Question

what is the net ionic equation for the reaction that is represented by the following total ionic equation?
6na⁺ + 2po₄³⁻ + 3ca²⁺ + 6cl⁻ ⟶ 6na⁺ + 6cl⁻ + ca₃(po₄)₂
2na₃po₄ + 3cacl₂ ⟶ 6nacl + ca₃(po₄)₂
2po₄³⁻ + 3ca²⁺ ⟶ ca₃(po₄)₂
2po₄³⁻ + 3ca²⁺ + 6cl⁻ ⟶ 6na⁺ + ca₃(po₄)₂
2p⁵⁺ + 8o²⁻ + 3ca²⁺ ⟶ ca₃(po₄)₂

Explanation:

Step1: Identify spectator ions

Spectator ions are ions that appear on both sides of the total ionic equation. Here, \( \mathrm{Na}^+ \) and \( \mathrm{Cl}^- \) are spectator ions as they are present on both reactant and product sides.
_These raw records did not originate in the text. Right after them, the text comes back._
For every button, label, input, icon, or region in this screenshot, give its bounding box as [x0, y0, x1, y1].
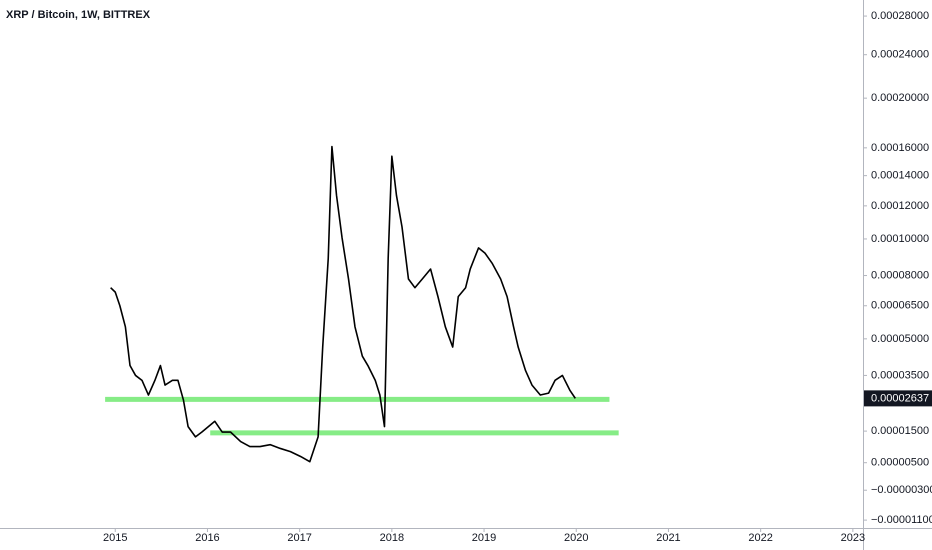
x-tick-label: 2018: [380, 532, 404, 544]
x-tick-label: 2022: [748, 532, 772, 544]
chart-title: XRP / Bitcoin, 1W, BITTREX: [6, 9, 151, 21]
y-tick-label: 0.00020000: [871, 92, 929, 104]
y-tick-label: −0.00001100: [871, 514, 932, 526]
price-line: [110, 145, 576, 463]
y-tick-label: 0.00028000: [871, 10, 929, 22]
y-tick-label: 0.00010000: [871, 233, 929, 245]
y-tick-label: 0.00014000: [871, 170, 929, 182]
y-tick-label: 0.00001500: [871, 425, 929, 437]
x-tick-label: 2021: [656, 532, 680, 544]
y-tick-label: 0.00012000: [871, 200, 929, 212]
x-tick-label: 2023: [841, 532, 865, 544]
x-tick-label: 2016: [195, 532, 219, 544]
y-tick-label: −0.00000300: [871, 484, 932, 496]
last-price-label: 0.00002637: [871, 392, 929, 404]
y-tick-label: 0.00003500: [871, 369, 929, 381]
y-tick-label: 0.00000500: [871, 457, 929, 469]
x-tick-label: 2017: [287, 532, 311, 544]
y-tick-label: 0.00024000: [871, 49, 929, 61]
y-tick-label: 0.00008000: [871, 269, 929, 281]
x-tick-label: 2015: [103, 532, 127, 544]
y-tick-label: 0.00006500: [871, 300, 929, 312]
last-price-box: [864, 390, 932, 407]
y-tick-label: 0.00005000: [871, 333, 929, 345]
x-tick-label: 2020: [564, 532, 588, 544]
y-tick-label: 0.00016000: [871, 142, 929, 154]
x-tick-label: 2019: [472, 532, 496, 544]
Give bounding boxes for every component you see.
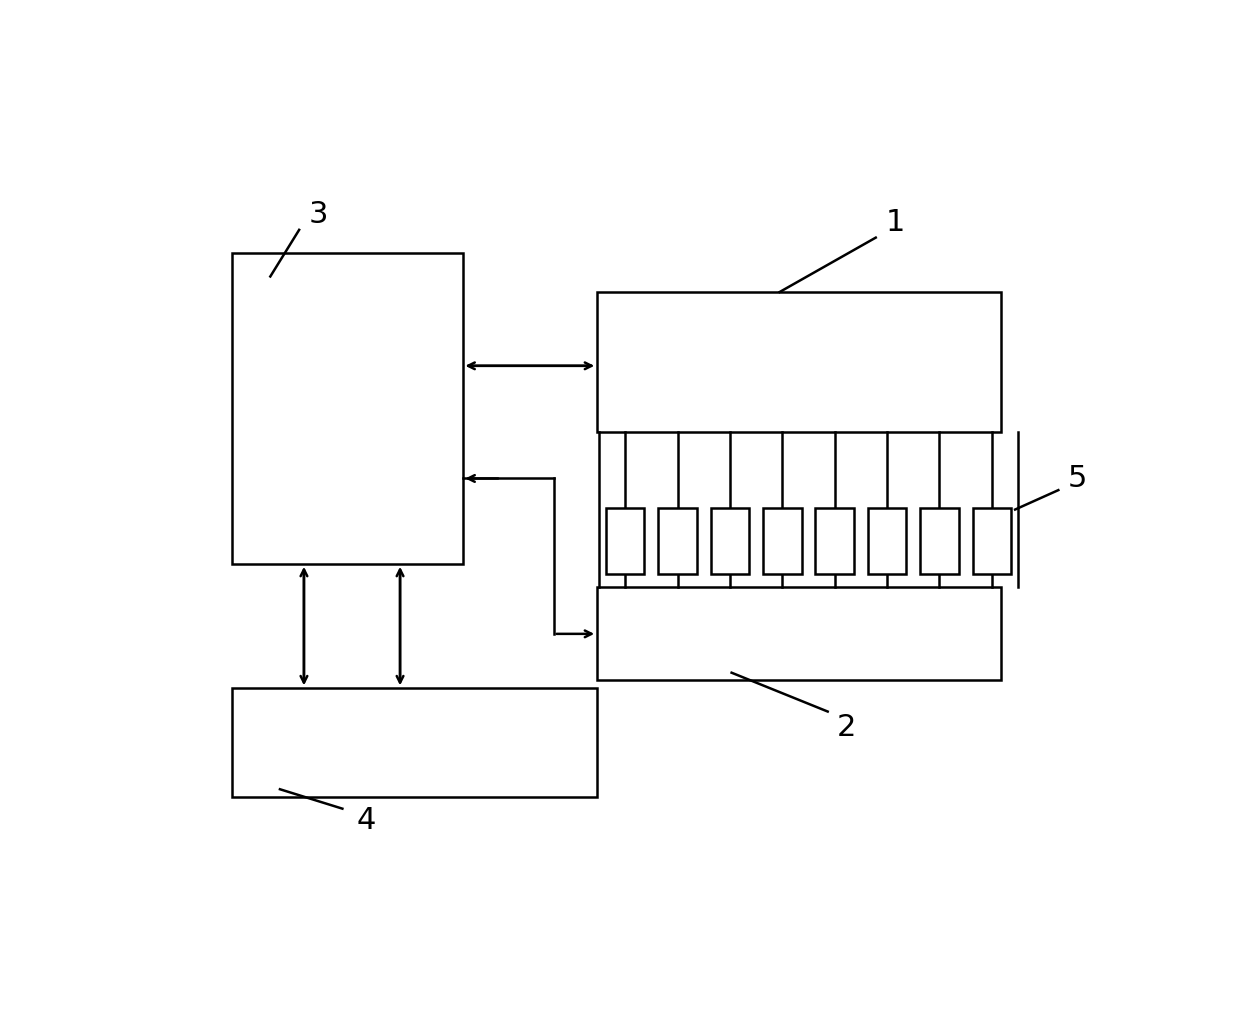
Text: 4: 4: [357, 806, 376, 834]
Bar: [763, 508, 801, 574]
Bar: [658, 508, 697, 574]
Bar: [816, 508, 854, 574]
Bar: [596, 292, 1001, 432]
Bar: [232, 253, 463, 564]
Bar: [868, 508, 906, 574]
Bar: [596, 587, 1001, 680]
Bar: [232, 688, 596, 797]
Text: 5: 5: [1068, 464, 1087, 493]
Text: 1: 1: [885, 208, 905, 236]
Bar: [711, 508, 749, 574]
Bar: [920, 508, 959, 574]
Text: 3: 3: [309, 200, 329, 229]
Bar: [606, 508, 645, 574]
Bar: [972, 508, 1011, 574]
Text: 2: 2: [837, 712, 857, 742]
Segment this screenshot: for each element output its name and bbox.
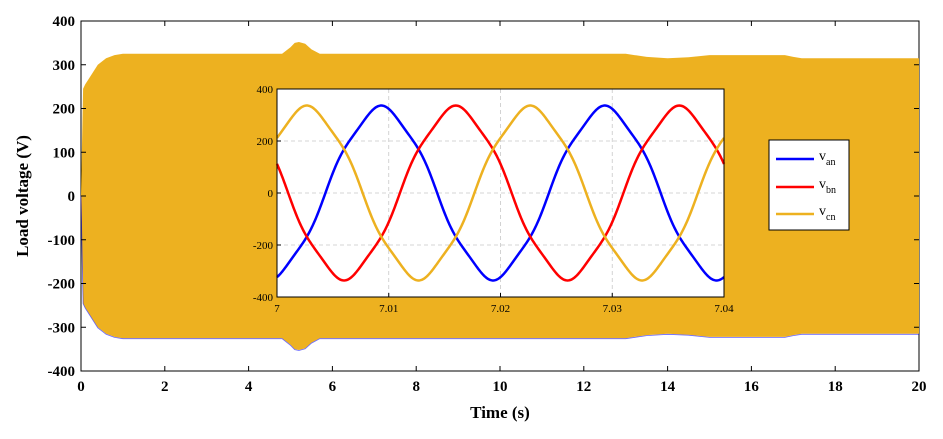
main-y-tick-label: -300	[48, 320, 76, 336]
main-y-tick-label: -100	[48, 233, 76, 249]
inset-y-tick-label: -400	[253, 292, 274, 304]
main-x-axis-label: Time (s)	[470, 403, 530, 422]
inset-y-tick-label: 400	[257, 84, 274, 96]
inset-y-tick-label: 200	[257, 136, 274, 148]
main-y-tick-label: 100	[53, 145, 76, 161]
main-y-tick-label: 300	[53, 58, 76, 74]
legend-label-van-sub: an	[826, 157, 835, 168]
inset-line-van	[276, 104, 725, 282]
legend-label-vbn-main: v	[819, 177, 826, 192]
legend-box	[768, 139, 850, 231]
main-y-ticks: 400 300 200 100 0 -100 -200 -300 -400	[48, 14, 919, 380]
inset-y-tick-label: -200	[253, 240, 274, 252]
inset-y-ticks: 400 200 0 -200 -400	[253, 84, 281, 304]
legend-label-vcn-main: v	[819, 204, 826, 219]
main-x-tick-label: 2	[161, 379, 169, 395]
main-x-tick-label: 18	[828, 379, 843, 395]
main-x-tick-label: 16	[744, 379, 760, 395]
legend-label-van: van	[819, 149, 835, 168]
main-y-tick-label: 400	[53, 14, 76, 30]
inset-lines	[275, 104, 726, 282]
legend-label-vcn-sub: cn	[826, 212, 835, 223]
inset-x-tick-label: 7.04	[714, 303, 734, 315]
legend-label-vbn: vbn	[819, 177, 836, 196]
main-x-tick-label: 4	[245, 379, 253, 395]
main-x-tick-label: 6	[329, 379, 337, 395]
main-x-tick-label: 10	[493, 379, 508, 395]
legend: van vbn vcn	[768, 139, 850, 231]
inset-line-vbn	[275, 104, 726, 282]
main-x-tick-label: 12	[576, 379, 591, 395]
main-x-ticks: 0 2 4 6 8 10 12 14 16 18 20	[77, 21, 927, 395]
legend-label-vbn-sub: bn	[826, 185, 836, 196]
main-x-tick-label: 14	[660, 379, 676, 395]
main-y-axis-label: Load voltage (V)	[13, 135, 32, 257]
main-y-tick-label: 200	[53, 102, 76, 118]
inset-x-tick-label: 7.02	[491, 303, 510, 315]
envelope-lower-edge	[80, 196, 919, 351]
legend-label-vcn: vcn	[819, 204, 835, 223]
main-x-tick-label: 20	[912, 379, 927, 395]
legend-label-van-main: v	[819, 149, 826, 164]
inset-x-tick-label: 7.01	[379, 303, 398, 315]
inset-x-tick-label: 7.03	[603, 303, 623, 315]
inset-x-ticks: 7 7.01 7.02 7.03 7.04	[274, 293, 734, 315]
main-x-tick-label: 8	[412, 379, 420, 395]
inset-line-vcn	[275, 104, 726, 282]
main-y-tick-label: 0	[68, 189, 76, 205]
main-x-tick-label: 0	[77, 379, 85, 395]
main-y-tick-label: -400	[48, 364, 76, 380]
inset-x-tick-label: 7	[274, 303, 280, 315]
main-y-tick-label: -200	[48, 277, 76, 293]
inset-y-tick-label: 0	[268, 188, 274, 200]
inset-plot: 7 7.01 7.02 7.03 7.04 400 200 0 -200 -400	[253, 84, 734, 315]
Step2: Remove spectator ions

To get the net ionic equation, we remove the spectator ions (\( 6\mathrm{Na}^+ \) and \( 6\mathrm{Cl}^- \)) from the total ionic equation \( 6\mathrm{Na}^+ + 2\mathrm{PO}_4^{3-} + 3\mathrm{Ca}^{2+} + 6\mathrm{Cl}^- \longrightarrow 6\mathrm{Na}^+ + 6\mathrm{Cl}^- + \mathrm{Ca}_3(\mathrm{PO}_4)_2 \). After removing them, we are left with \( 2\mathrm{PO}_4^{3-} + 3\mathrm{Ca}^{2+} \longrightarrow \mathrm{Ca}_3(\mathrm{PO}_4)_2 \).

Answer:

\( 2\mathrm{PO}_4^{3-} + 3\mathrm{Ca}^{2+} \longrightarrow \mathrm{Ca}_3(\mathrm{PO}_4)_2 \)